BOLOGNA – “Sono l’arma più utile contro le malattie, eppure i vaccini fanno sempre più paura. Tra disinformazione e falsi miti, facciamo chiarezza sui dubbi più comuni“. Come? Con una graphic novel. E’ l’idea di Claudia Flandoli, che è biologa, ma anche fumettista.

La storia, “Vaccinofobia“, è stata appena pubblicata su Graphic News, il primo portale nativo digitale di informazione a fumetti, ideato dalla cooperativa bolognese Pequod.
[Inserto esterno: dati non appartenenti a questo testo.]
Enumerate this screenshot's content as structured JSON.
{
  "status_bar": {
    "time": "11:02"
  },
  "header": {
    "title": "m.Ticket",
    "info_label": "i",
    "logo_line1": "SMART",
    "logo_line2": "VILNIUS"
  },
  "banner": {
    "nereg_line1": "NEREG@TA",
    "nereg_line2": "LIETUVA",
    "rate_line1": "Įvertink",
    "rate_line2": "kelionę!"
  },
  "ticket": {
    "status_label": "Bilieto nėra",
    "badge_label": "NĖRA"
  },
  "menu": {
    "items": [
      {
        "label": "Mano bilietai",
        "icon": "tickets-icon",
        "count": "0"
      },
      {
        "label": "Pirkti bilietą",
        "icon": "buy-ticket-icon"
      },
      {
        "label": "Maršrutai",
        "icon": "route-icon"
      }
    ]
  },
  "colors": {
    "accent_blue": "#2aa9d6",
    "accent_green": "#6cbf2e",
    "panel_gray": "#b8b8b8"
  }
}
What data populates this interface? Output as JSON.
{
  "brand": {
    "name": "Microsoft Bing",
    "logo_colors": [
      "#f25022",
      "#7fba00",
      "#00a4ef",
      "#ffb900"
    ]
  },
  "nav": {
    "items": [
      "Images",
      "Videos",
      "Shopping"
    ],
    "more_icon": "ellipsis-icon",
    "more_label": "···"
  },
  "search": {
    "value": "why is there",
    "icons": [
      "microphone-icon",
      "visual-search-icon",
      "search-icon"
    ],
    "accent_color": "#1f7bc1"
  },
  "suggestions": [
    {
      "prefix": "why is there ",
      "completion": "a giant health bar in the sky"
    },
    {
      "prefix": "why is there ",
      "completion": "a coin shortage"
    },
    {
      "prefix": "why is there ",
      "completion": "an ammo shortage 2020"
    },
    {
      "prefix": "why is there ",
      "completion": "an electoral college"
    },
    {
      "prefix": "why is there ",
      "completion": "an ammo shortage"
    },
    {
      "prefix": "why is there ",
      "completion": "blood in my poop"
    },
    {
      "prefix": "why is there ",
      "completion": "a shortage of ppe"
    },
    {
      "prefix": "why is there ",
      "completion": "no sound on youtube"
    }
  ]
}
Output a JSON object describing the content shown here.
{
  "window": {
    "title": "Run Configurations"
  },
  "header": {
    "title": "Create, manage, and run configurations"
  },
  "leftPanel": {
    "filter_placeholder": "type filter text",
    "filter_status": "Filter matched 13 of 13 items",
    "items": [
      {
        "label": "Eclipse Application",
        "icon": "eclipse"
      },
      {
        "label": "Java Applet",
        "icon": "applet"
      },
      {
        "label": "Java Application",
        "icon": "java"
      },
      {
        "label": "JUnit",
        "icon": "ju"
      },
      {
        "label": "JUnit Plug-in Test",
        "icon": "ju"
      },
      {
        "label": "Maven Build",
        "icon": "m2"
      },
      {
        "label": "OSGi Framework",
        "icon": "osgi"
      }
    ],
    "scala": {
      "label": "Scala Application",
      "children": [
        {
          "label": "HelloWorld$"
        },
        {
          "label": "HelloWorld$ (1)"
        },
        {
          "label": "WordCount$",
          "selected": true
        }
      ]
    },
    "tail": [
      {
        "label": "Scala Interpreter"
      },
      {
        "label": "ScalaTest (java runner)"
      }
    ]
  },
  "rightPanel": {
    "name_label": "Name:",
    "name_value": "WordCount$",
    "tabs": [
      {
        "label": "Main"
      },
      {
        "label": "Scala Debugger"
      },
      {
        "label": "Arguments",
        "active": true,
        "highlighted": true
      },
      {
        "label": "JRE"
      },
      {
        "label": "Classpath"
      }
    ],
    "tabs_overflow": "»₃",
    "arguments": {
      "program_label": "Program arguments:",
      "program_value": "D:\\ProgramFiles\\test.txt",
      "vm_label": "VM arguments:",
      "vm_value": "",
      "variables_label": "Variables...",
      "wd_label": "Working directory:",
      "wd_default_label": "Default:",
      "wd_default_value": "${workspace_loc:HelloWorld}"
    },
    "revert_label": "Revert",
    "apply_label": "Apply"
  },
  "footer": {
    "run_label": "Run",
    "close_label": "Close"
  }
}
Con le sue tavole Flandoli “cerca di fare chiarezza, con rigore scientifico, su alcune delle principali preoccupazioni che animano l’attuale dibattito sul tema delle vaccinazioni”, spiega la redazione di Graphic News: “Attraverso il disegno e un tono leggero ma pur sempre rigoroso, l’autrice cerca di rimettere al centro le verità scientifiche, contro disinformazione e false credenze”. Con i disegni, ma anche con numerosi link al sito del ministero della Salute e a riviste specializzate, Flandoli porta avanti una tesi sintetizzata così a fine storia: evitando i vaccini “si mettono a rischio anche coloro che non possono vaccinarsi, come neonati e persone con particolari condizioni di salute. Per questo vaccinarsi è una scelta di comunità, oltre che individuale“. Sempre per il sito Graphic News,Flandoli ha realizzato anche la storia “L’autunno degli ulivi”, dedicata al virus Xylella che colpisce gli ulivi nel Salento.